1219. Mais qu’est-ce que cela ? N’auront-ils pas un sort pire ? Effectivement : JE VOUS LE DIS : LE SORT DE SODOME ET DE GOMORRHE SERA PLUS SUPPORTABLE AU JOUR DU JUGEMENT QUE CELUI DE CETTE VILLE. Car, comme on le lit en Jn 15, 22 : Si je n’étais pas venu et ne leur avais pas parlé, il n’y aurait pas de péché en eux. En effet, ceux qui entendent et n’accomplissent pas pèchent davantage que ceux qui n’ont jamais entendu. Ainsi, peut-être parce que les gens de Sodome n’avaient pas entendu, leur sort sera-t-il plus supportable. De même, ceux-ci, bien qu’impurs, avaient cependant pratiqué l’hospitalité. Pour cette raison, leur sort sera plus tolérable. Mais on trouve le contraire dans Gn 19, à savoir que, parmi les péchés de la chair, celui-ci était le plus grave. Mais [le péché] qui est directement contre Dieu, comme l’idolâtrie, est plus grave que ce dernier. Ou bien il faut dire qu’il ne compare pas un péché à l’autre, mais au contexte ; car ceux-ci, à qui la prédication avait été adressée, avaient péché, ce qui n’était pas le cas des autres. De même, il réfute certains hérétiques qui disaient que tous les péchés étaient égaux, ainsi que toutes les peines, tous les mérites et toutes les récompenses. Il écarte donc cela lorsqu’il dit : SERA PLUS SUPPORTABLE, etc., car [le sort] de certains pécheurs sera pire.

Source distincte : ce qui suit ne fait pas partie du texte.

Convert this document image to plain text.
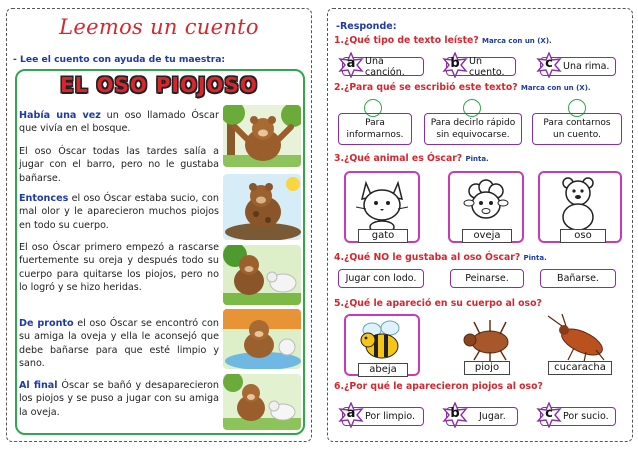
Leemos un cuento
- Lee el cuento con ayuda de tu maestra:
EL OSO PIOJOSO
Había una vez un oso llamado Óscar que vivía en el bosque.
El oso Óscar todas las tardes salía a jugar con el barro, pero no le gustaba bañarse.
Entonces el oso Óscar estaba sucio, con mal olor y le aparecieron muchos piojos en todo su cuerpo.
El oso Óscar primero empezó a rascarse fuertemente su oreja y después todo su cuerpo para quitarse los piojos, pero no lo logró y se hizo heridas.
De pronto el oso Óscar se encontró con su amiga la oveja y ella le aconsejó que debe bañarse para que esté limpio y sano.
Al final Óscar se bañó y desaparecieron los piojos y se puso a jugar con su amiga la oveja.
-Responde:
1.¿Qué tipo de texto leíste? Marca con un (X).
a	Una canción.
b Un cuento.
c	Una rima.
2.¿Para qué se escribió este texto? Marca con un (X).
Para
informarnos.
Para decirlo rápido
sin equivocarse.
Para contarnos
un cuento.
3.¿Qué animal es Óscar? Pinta.
gato	oveja	oso
4.¿Qué NO le gustaba al oso Óscar? Pinta.
Jugar con lodo.	Peinarse.	Bañarse.
5.¿Qué le apareció en su cuerpo al oso?
abeja	piojo	cucaracha
6.¿Por qué le aparecieron piojos al oso?
a	Por limpio.	b	Jugar.	c	Por sucio.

En sa qualité de Juge souverain, Jésus prédit en
termes graves et solennels le sort terrible qu’il réserve aux Israélites qui oseraient se montrer rebelles à la
prédication de l’Évangile. - Sodome et Gomorrhe. Les villes de Sodome et de Gomorrhe sont à chaque
instant mentionnées dans la Bible et dans le Talmud comme un symbole de grandes iniquités et de grands
châtiments divins. Et cependant Jésus-Christ ne craint pas d’affirmer que le sort éternel de leurs habitants
sera moins dur, il y aura moins de rigueur, que celui des hommes qui auront refusé de recevoir les Apôtres et
leur enseignement. Rien n’est plus juste que cette sentence ; le plus noir de tous les crimes n’est-il pas de
rejeter l’Évangile, surtout lorsqu’il est appuyé sur des motifs de crédibilité qui rendent l’erreur tout à fait
impossible, par exemple les miracles opérés par les Apôtres ? Cf. v. 8. Ce crime, ni Sodome, ni Gomorrhe ne
l’avaient commis, Cf. 9, 23. 24. - Au jour du jugement : au jour du jugement final et général qui mettra fin au
monde présent. S. Jérôme infère à bon droit de ce passage qu’il y aura dans l’enfer des tourments plus ou
moins rigoureux pour les damnés, selon qu’ils auront été plus ou moins coupables ici-bas. - On ne peut
s’empêcher d’admirer, dans cette première partie du discours, le ton d’assurance avec lequel Jésus parle aux
Apôtres, les sentiments de confiance qu’il cherche à faire passer dans leurs cœurs. Quoique novices dans le
ministère qu’il leur confie, ils devront se présenter partout sans crainte, v. 11 ; ils parleront avec autorité en
vertu de la puissance qu’il leur a transmise, v. 12 ; ils agiront comme des chefs suprêmes qui ont le droit de
récompenser ou de punir, v. 14.
Sodome avait été détruite, de même que Gomorrhe, à cause de ses crimes, par la vengeance divine (voir Genèse, 19, 24), qui fit pleuvoir sur elles une pluie de soufre et de feu.